Defendant’s second attempted distinction from Bledsoe is belied by the record. The entire thrust of his defense from beginning to end was to throw the blame for the presence of narcotics upon his wife. Although he stresses that in his testimony he declined to say that the controlled substances in question belonged to his wife, the clear implication of even that portion of his testimony was that Deborah was responsi*72ble for their presence.3 Certainly the whole import of defendant’s testimony was that Deborah had equal control of the family premises and had had principal control of the Lincoln automobile from November 1 to 19, 1979, and that it was she, not he, who was responsible for the presence of the controlled substances on both the premises and in the trunk of the car.4
The issue here is controlled by Bledsoe and the trial court correctly so ruled.
Affirmed.
All concur.
. Euell relied heavily on Hawkins (overruled by Trammel) and declared that State v. Frazier, 550 S.W.2d 590 (Mo.App. 1977) should no longer be followed. Frazier had ruled that the option of whether or not to testify belonged to the witness spouse, and that a witness spouse is permitted, but may not be compelled, to testify in any criminal proceeding against a defendant spouse as to any relevant and admissible matter save confidential communications between spouses.
. Euell was decided June 29, 1979, and the instant case was tried thereafter on April 8, 1980.
. Defendant’s testimony in this regard was as follows:
“Q. It’s your testimony that It’s [sic] your wife’s?
A. I don’t know.
Q. Did you think it was your wife’s at that time?
A. Yes; or one of her friends.
A. I was thinking — I was thinking so much. It was just repetitious [sic]. I just started thinking who in the hell would come in the house and put this stuff in here. Who would she let in the house.”

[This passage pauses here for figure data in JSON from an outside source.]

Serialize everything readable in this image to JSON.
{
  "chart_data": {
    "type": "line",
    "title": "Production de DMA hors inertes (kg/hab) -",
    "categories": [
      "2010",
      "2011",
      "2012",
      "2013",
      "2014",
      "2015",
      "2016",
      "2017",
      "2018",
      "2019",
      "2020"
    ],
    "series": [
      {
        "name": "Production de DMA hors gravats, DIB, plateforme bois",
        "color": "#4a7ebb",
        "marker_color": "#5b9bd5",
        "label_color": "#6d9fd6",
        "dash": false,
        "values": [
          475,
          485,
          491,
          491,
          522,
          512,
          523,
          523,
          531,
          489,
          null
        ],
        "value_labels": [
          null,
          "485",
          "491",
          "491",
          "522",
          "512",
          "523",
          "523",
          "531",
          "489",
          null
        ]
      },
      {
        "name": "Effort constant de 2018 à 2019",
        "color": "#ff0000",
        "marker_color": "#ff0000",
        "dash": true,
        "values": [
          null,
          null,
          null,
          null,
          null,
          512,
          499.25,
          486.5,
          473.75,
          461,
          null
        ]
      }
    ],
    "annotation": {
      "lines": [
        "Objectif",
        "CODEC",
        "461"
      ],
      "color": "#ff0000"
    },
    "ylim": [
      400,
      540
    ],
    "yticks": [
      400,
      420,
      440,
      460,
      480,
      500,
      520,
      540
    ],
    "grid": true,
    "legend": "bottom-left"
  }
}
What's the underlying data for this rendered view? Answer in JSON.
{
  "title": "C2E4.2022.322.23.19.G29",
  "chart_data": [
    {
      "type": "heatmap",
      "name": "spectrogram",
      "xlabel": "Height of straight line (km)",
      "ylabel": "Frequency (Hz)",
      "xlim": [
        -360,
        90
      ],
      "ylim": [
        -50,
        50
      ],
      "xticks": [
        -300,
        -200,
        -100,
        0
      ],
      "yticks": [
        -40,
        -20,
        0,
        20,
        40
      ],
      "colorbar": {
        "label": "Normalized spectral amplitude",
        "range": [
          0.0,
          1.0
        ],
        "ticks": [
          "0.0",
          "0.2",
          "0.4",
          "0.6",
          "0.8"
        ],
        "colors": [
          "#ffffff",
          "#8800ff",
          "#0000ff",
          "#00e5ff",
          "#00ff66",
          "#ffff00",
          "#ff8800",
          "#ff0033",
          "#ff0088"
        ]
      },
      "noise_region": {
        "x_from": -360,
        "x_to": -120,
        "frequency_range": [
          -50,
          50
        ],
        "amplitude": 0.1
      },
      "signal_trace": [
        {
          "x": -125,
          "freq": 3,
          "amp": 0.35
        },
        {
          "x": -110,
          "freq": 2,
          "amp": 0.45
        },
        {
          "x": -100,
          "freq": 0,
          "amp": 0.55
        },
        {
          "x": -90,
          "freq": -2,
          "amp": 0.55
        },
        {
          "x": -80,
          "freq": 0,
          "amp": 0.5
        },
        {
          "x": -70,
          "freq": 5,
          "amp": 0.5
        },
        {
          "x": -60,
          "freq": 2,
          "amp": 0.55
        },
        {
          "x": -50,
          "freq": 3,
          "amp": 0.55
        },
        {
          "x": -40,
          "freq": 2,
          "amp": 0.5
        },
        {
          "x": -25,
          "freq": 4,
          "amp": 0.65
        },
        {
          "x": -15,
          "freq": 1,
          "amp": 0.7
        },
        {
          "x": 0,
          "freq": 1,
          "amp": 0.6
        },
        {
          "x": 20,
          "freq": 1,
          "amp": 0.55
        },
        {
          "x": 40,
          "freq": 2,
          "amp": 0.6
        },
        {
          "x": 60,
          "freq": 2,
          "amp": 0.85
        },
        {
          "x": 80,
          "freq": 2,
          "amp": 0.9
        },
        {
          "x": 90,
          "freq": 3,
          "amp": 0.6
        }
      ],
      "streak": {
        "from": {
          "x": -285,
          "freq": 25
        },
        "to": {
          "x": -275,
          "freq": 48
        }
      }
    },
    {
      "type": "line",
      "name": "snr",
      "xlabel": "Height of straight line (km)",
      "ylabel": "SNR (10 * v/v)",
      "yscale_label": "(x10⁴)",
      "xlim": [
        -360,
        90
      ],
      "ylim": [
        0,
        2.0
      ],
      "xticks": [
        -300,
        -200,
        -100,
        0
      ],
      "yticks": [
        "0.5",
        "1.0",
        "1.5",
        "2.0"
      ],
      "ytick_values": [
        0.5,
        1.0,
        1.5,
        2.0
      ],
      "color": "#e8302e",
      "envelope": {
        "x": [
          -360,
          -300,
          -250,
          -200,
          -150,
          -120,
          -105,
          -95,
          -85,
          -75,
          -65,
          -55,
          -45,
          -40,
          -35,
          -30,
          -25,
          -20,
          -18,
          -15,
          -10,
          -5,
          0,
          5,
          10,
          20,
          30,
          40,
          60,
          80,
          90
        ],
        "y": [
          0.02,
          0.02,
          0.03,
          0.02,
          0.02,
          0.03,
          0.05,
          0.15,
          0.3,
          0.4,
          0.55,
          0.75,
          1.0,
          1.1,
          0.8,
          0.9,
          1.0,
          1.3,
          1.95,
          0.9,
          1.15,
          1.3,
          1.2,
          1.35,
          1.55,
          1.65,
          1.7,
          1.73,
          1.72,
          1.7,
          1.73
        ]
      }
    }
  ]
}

. In addition to his own testimony, defendant called Watson as a witness, who testified that he came to the Pendergras residence during the period November 1-19, 1979, and that at Deborah’s request he carried a box, similar to the one found by the police in the automobile trunk, from the premises to the Lincoln and placed it in the trunk of that car. Deborah denied that such ever happened. Although the testimony by Watson may not in and of itself have constituted a waiver of the spousal privilege, nevertheless the offer of that testimony by defendant throws further light on the nature of his whole defense as being an attempt to implicate Deborah as the really guilty person.